Personal selling of the technology to top executives of the target footwear manufacturer is the chosen strategy . Breeze first commissioned the development of prototype shoes to allow independent testing and verifying of O’Dwyer’s initial test data (see Appendix C). This verification came from subsequent testing at the Australian Institute of Sport (see Appendix II). Additional prototype shoes were then manufactured in the shoe size of senior executives at the targeted footwear manufacturer. An animated video which explains the technical aspects of the technology was also developed. This was considered the superior method of communicating the physical dynamics of the technology. This video will be used, as necessary, in conjunction with the prototypical footwear, in selling the technology to industry executives. A technical manual was also compiled which provides the test data and specifications. This material is available to the research and development department of the targeted company for in-house evaluation of the technology.
4.1 Pricing Strategy
In acknowledging that both primary and secondary markets exist, two pricing issues arise. In respect of the primary market, the cost to a manufacturer of incorporating thc Breeze design into their shoes is restricted to thc cost of the royalty (see Exhibit 7) and could well be offset by reductions in manufacturing and material costs. With porous upper materials rendered unnecessary, the manufacturer is free to experiment with new and superior materials and manufacturing methods. These may well be more cost effective than present methods and include, for example. the injection-molding of uppers and sole in a single operation using a synthetic, substitute material.
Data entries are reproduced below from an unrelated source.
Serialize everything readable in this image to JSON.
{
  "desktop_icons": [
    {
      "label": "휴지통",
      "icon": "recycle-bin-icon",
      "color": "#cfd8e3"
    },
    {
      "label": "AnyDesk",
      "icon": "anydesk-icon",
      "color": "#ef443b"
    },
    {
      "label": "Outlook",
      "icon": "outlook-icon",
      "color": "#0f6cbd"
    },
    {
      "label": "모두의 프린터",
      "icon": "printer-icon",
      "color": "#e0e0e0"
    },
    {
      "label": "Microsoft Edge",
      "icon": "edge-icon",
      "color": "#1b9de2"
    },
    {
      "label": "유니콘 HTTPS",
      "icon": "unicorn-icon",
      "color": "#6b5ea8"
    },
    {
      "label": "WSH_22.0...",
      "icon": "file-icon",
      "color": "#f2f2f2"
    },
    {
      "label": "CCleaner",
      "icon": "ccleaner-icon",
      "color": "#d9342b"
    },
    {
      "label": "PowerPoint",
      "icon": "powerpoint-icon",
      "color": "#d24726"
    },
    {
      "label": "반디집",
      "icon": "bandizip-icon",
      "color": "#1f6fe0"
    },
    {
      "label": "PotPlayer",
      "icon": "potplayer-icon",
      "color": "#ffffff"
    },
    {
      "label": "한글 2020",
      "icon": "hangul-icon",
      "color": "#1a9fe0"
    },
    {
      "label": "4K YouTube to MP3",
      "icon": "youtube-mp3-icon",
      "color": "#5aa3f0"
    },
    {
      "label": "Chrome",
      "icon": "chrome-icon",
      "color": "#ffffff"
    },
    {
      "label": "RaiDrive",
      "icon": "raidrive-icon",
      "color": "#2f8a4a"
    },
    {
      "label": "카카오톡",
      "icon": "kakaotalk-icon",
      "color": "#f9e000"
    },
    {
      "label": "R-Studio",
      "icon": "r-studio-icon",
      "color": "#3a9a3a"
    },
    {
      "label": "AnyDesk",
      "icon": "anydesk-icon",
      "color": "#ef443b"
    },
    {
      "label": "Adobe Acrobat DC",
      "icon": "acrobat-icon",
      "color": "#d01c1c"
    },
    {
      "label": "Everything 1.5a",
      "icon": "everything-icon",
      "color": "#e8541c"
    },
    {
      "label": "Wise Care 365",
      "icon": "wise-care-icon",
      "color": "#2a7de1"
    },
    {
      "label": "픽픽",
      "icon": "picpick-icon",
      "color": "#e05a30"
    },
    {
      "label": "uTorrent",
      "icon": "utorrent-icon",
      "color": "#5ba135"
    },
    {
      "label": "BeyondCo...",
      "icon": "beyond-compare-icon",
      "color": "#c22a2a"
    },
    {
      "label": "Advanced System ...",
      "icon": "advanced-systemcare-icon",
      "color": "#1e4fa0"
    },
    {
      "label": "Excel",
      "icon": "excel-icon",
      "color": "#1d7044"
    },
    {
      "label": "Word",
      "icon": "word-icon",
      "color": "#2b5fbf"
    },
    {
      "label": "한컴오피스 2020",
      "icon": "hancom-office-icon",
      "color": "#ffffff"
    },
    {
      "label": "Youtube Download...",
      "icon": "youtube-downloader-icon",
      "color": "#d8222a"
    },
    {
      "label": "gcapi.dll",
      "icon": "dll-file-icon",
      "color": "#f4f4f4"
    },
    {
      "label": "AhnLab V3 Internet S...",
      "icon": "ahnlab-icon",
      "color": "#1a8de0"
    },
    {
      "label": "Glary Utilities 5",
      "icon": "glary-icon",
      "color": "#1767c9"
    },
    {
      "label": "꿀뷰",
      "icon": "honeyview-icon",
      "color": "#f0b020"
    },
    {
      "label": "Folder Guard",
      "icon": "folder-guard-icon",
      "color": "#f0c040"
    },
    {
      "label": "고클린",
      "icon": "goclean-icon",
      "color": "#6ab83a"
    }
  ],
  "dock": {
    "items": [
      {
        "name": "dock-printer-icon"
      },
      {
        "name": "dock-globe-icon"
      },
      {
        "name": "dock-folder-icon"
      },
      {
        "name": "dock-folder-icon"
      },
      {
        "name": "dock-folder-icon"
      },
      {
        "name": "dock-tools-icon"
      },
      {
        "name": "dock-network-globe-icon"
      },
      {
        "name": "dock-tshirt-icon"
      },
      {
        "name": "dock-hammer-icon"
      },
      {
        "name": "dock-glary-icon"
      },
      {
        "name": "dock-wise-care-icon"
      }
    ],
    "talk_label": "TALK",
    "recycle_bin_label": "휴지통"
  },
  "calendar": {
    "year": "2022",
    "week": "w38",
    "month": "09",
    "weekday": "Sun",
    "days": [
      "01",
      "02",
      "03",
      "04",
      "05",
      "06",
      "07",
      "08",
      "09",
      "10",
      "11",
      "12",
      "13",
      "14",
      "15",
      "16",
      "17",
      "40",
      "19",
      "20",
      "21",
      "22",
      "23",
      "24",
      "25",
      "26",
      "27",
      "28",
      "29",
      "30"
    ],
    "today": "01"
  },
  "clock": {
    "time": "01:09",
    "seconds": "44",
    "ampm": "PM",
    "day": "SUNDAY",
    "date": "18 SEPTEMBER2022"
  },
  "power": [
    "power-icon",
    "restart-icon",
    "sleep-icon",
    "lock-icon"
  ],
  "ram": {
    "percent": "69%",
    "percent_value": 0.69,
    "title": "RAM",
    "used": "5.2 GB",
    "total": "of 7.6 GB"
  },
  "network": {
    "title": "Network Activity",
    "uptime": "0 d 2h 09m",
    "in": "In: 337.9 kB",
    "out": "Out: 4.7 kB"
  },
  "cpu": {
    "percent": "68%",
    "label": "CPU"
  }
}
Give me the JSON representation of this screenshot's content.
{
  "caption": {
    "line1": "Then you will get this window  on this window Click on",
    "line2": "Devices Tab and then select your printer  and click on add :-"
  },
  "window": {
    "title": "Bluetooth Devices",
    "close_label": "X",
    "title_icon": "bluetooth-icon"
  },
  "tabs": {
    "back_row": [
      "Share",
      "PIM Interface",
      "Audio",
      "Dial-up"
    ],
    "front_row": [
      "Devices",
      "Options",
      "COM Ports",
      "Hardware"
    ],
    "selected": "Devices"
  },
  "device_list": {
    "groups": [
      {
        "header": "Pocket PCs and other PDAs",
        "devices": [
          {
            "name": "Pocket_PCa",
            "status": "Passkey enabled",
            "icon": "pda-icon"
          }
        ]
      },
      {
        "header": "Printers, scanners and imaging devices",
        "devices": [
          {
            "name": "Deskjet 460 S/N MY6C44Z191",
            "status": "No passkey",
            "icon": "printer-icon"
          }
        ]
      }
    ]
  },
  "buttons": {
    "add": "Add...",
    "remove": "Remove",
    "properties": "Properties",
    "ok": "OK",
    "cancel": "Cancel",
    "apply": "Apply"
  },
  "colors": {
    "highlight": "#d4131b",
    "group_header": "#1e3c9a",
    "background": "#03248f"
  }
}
The retail price to the end consumer is dependent upon the strategy of the shoe manufacturer, who may wish to pursue a premium pricing strategy. This strategy would appear consistent with focus group results which indicate consumer willingness to pay for the additional benefits. This strategy is also supported by the competitor content analysis and discussions with top executives in the athletic shoe industry. If the manufacturer chooses, instead, to pass on their royalty cost (a maximum of 67 cents per pair in year one), then the retail price of a pair of premium shoes would be not expected to rise more than $3.00.
Breeze will negotiate a pricing strategy which includes a commitment or option fee, plus a royalty based on wholesale invoice price and a diffusion incentive structure. Breeze has retained a professional negotiator to join in this phase of the negotiations. The negotiating team will bring to the attention of the potential licensee the magnitude of cross-segment diffusion possibilities the substantial likelihood of increased market share and the inevitable revitalization of their product life cycle curve. The licensee will also enjoy the benefits associated with being identified as a technology leader by consumers.
While negotiations are continuing, the financial projections in this plan are based on conservative estimates of the commitment fee and royalty rates, as detailed in the financial section later in the plan.
The first phase of Breeze’s R&D strategy is to adapt the existing technology (and subsequent developments) to different segments of the footwear market in order to assist the licensee in diffusing the technology across the full range of footwear products.